Terror and tranquility. Fiction writers are often advised to include conflict on every page, but also to alternate moments of strife with calm to prevent readers from growing numb to the passages that are meant to be more intense. This too was on my mind, while images of a young woman being savagely attacked interrupted periodically–all the mental chaos crowding out nature’s artistry surrounding me.
No, this murder is not from Ask Me Anything, written and directed by a man named Allison Burnett. But–spoiler alert–it is how the movie Looking for Mr. Goodbar ends. Though they are very different stories, with quite different characters, these two movies have in common with the novel I’m writing that they all feature a young woman who makes some unfortunate choices that result in danger from a violent man. The films were created in different eras, and they reflect strikingly different consciousness about womanhood. Whereas Ask Me Anything, which came out in 2014, does not rely on sexist assumptions, Looking for Mr. Goodbar, which came out in 1977, directed and written for the screen by Richard Brooks, exploits the opportunity of the pervasive double standard for men and women of the time to provide candy to misogynists.
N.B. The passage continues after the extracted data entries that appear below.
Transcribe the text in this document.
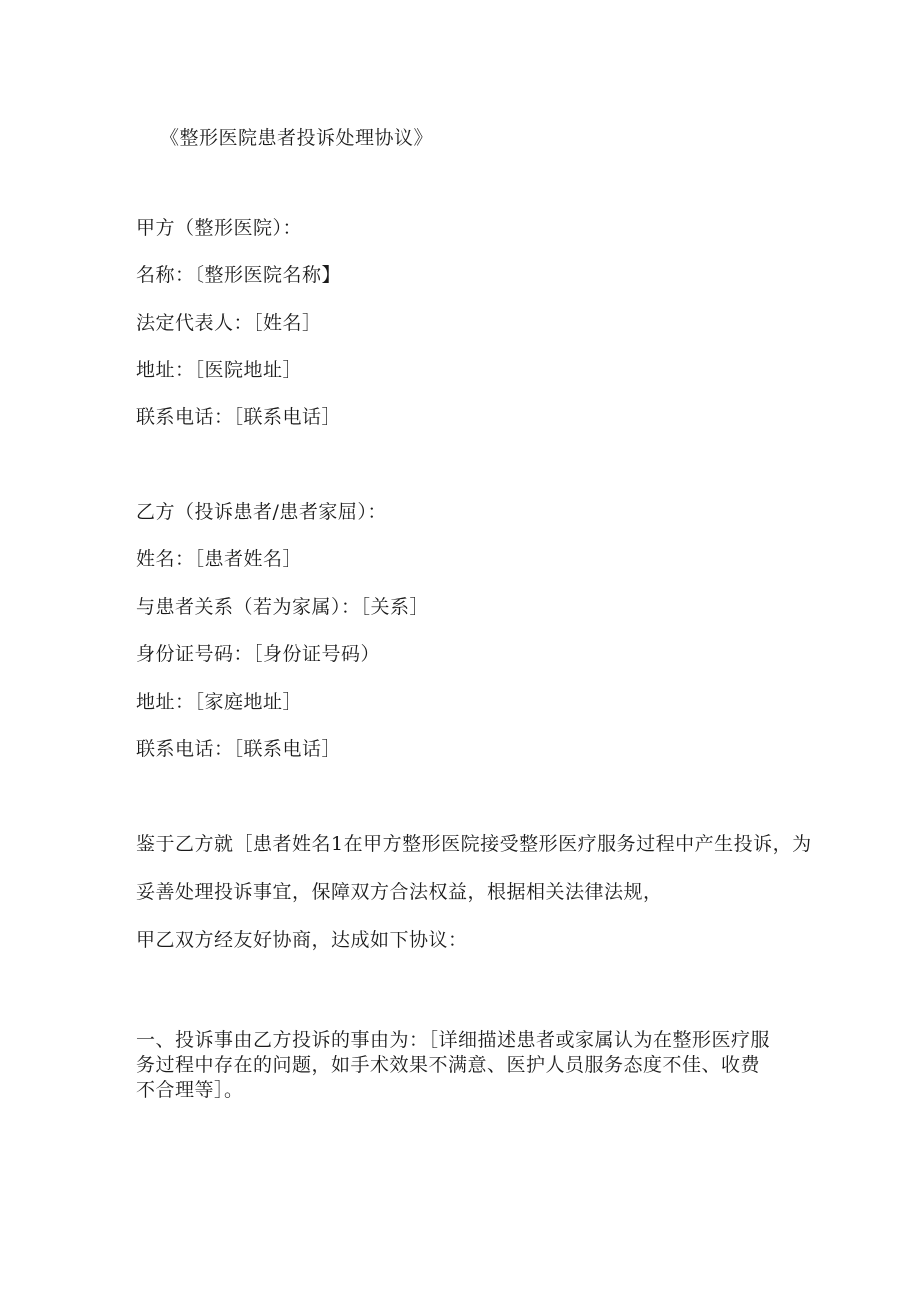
《整形医院患者投诉处理协议》
甲方（整形医院）：
名称：〔整形医院名称】
法定代表人：［姓名］
地址：［医院地址］
联系电话：［联系电话］
乙方（投诉患者/患者家屈）：
姓名：［患者姓名］
与患者关系（若为家属）：［关系］
身份证号码：［身份证号码）
地址：［家庭地址］
联系电话：［联系电话］
鉴于乙方就［患者姓名1在甲方整形医院接受整形医疗服务过程中产生投诉，为
妥善处理投诉事宜，保障双方合法权益，根据相关法律法规，
甲乙双方经友好协商，达成如下协议：
一、投诉事由乙方投诉的事由为：［详细描述患者或家属认为在整形医疗服务过程中存在的问题，如手术效果不满意、医护人员服务态度不佳、收费不合理等］。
(I have not read the books these movies were based on, so I am only talking about the film versions. Ask Me Anything is based on Burnett’s novel, Undiscovered Gyrl. The novel Looking for Mr. Goodbar was written by Judith Rossner in 1975.)
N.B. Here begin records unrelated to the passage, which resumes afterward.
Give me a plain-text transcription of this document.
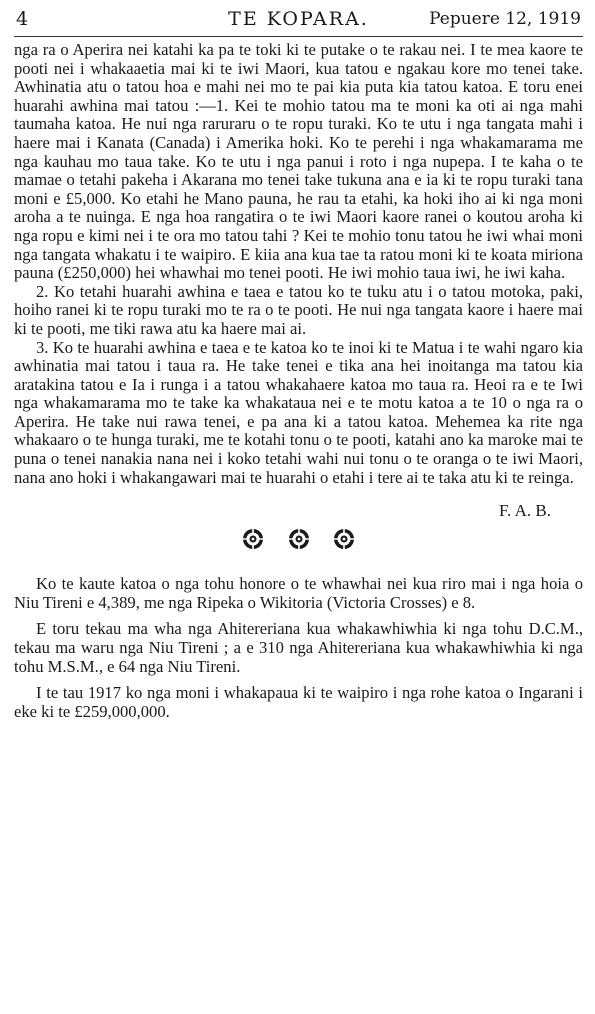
4	TE KOPARA.	Pepuere 12, 1919

nga ra o Aperira nei katahi ka pa te toki ki te putake o te rakau nei. I te mea kaore te pooti nei i whakaaetia mai ki te iwi Maori, kua tatou e ngakau kore mo tenei take. Awhinatia atu o tatou hoa e mahi nei mo te pai kia puta kia tatou katoa. E toru enei huarahi awhina mai tatou :—1. Kei te mohio tatou ma te moni ka oti ai nga mahi taumaha katoa. He nui nga raruraru o te ropu turaki. Ko te utu i nga tangata mahi i haere mai i Kanata (Canada) i Amerika hoki. Ko te perehi i nga whakamarama me nga kauhau mo taua take. Ko te utu i nga panui i roto i nga nupepa. I te kaha o te mamae o tetahi pakeha i Akarana mo tenei take tukuna ana e ia ki te ropu turaki tana moni e £5,000. Ko etahi he Mano pauna, he rau ta etahi, ka hoki iho ai ki nga moni aroha a te nuinga. E nga hoa rangatira o te iwi Maori kaore ranei o koutou aroha ki nga ropu e kimi nei i te ora mo tatou tahi ? Kei te mohio tonu tatou he iwi whai moni nga tangata whakatu i te waipiro. E kiia ana kua tae ta ratou moni ki te koata miriona pauna (£250,000) hei whawhai mo tenei pooti. He iwi mohio taua iwi, he iwi kaha.

2. Ko tetahi huarahi awhina e taea e tatou ko te tuku atu i o tatou motoka, paki, hoiho ranei ki te ropu turaki mo te ra o te pooti. He nui nga tangata kaore i haere mai ki te pooti, me tiki rawa atu ka haere mai ai.

3. Ko te huarahi awhina e taea e te katoa ko te inoi ki te Matua i te wahi ngaro kia awhinatia mai tatou i taua ra. He take tenei e tika ana hei inoitanga ma tatou kia aratakina tatou e Ia i runga i a tatou whakahaere katoa mo taua ra. Heoi ra e te Iwi nga whakamarama mo te take ka whakataua nei e te motu katoa a te 10 o nga ra o Aperira. He take nui rawa tenei, e pa ana ki a tatou katoa. Mehemea ka rite nga whakaaro o te hunga turaki, me te kotahi tonu o te pooti, katahi ano ka maroke mai te puna o tenei nanakia nana nei i koko tetahi wahi nui tonu o te oranga o te iwi Maori, nana ano hoki i whakangawari mai te huarahi o etahi i tere ai te taka atu ki te reinga.

F. A. B.

Ko te kaute katoa o nga tohu honore o te whawhai nei kua riro mai i nga hoia o Niu Tireni e 4,389, me nga Ripeka o Wikitoria (Victoria Crosses) e 8.

E toru tekau ma wha nga Ahitereriana kua whakawhiwhia ki nga tohu D.C.M., tekau ma waru nga Niu Tireni ; a e 310 nga Ahitereriana kua whakawhiwhia ki nga tohu M.S.M., e 64 nga Niu Tireni.

I te tau 1917 ko nga moni i whakapaua ki te waipiro i nga rohe katoa o Ingarani i eke ki te £259,000,000.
It is not just that the main character in Looking for Mr. Goodbar, played by Diane Keaton, is repeatedly stabbed (eighteen times according to one website), and that her corpse is raped. It is that there are obvious erotic overtones to the sensory-rich scene. Keaton is attractive and naked. A strobe light flashes throughout the prolonged attack. A pounding beat speeds up and then slows down as if in sync with her heart as she succumbs to an agonizing death.
Just before the man murders her, Keaton invites him into her apartment for sex, but things don’t work out, and she tells him to leave. The lesson seems clear: a woman who wishes to engage in casual sex with men is expendable, and presenting her murder and rape as erotic is justified because she is not only worthless, she gets what she deserves. For many women who viewed the film, including me, watching it was traumatic, no matter how different our choices were from this protagonist, and left us feeling less safe in the world. Keaton’s acting throughout the film as the lead is excellent and nuanced. The story, performances, and cinematography give an artistic, plot-driven cover for anyone who relishes viewing the utter abasement and destruction of another.
In fact, when the movie came out, the “film opened to mostly good reviews and solid box office” according to Wikipedia. I do understand people can appreciate this film for different reasons. However, not many women enjoy this movie, and when it came out, reportedly many parents took their daughters to see it to scare them into more restrained behavior.
I did not feel the movie Ask Me Anything unfairly exploited the main character, played by Britt Robertson. Spoiler alert: when violence comes–and it does, it is presented in a way that encourages audience compassion toward the young woman. The film’s rational perspective, made clear in the final sentences spoken, is that the perpetrator is responsible for the violence. The blame is not shifted to the victim, even though, like Keaton’s character, she engages in sex with multiple men. Although she describes these encounters on a blog (anonymously), the protagonist is not presented as expendable, nor her victimhood as a titillating feast for those who hate women.
I prefer newer films because so many of the older ones have sexist underlying assumptions, with stories rarely expressing a female viewpoint. Presently, there are many movies, television shows, and books being produced with strong or complex female protagonists. The situation is far from parity with roles for males, but it’s improving. When my novel is sufficiently revised, I hope it will add to the stories being created now that validate and show women’s viewpoints, leaving women who consume the story stronger, not weaker.My monkey mind untangled and dissolved as my husband and I approached the summit of the whimsically-named Tom Dick and Harry Mountain. The trail opened up to a spectacular 360-degree view. Not only was Mount Hood enormous on this warm spring day, but it was only one of several snow-capped peaks in sight, even with this year’s snow drought in the Northwest. Spinning around we could see Mount Jefferson in Oregon, Mount Adams and Mount St. Helens in southern Washington, and even Mount Rainier over 200 miles north. Mirror Lake glimmered half-way down our trail of switchbacks. The rest of the day was filled with smiles, photography, and throwing sticks for our dog when we returned to the lake. No more disturbing thoughts about how women are too often terrorized.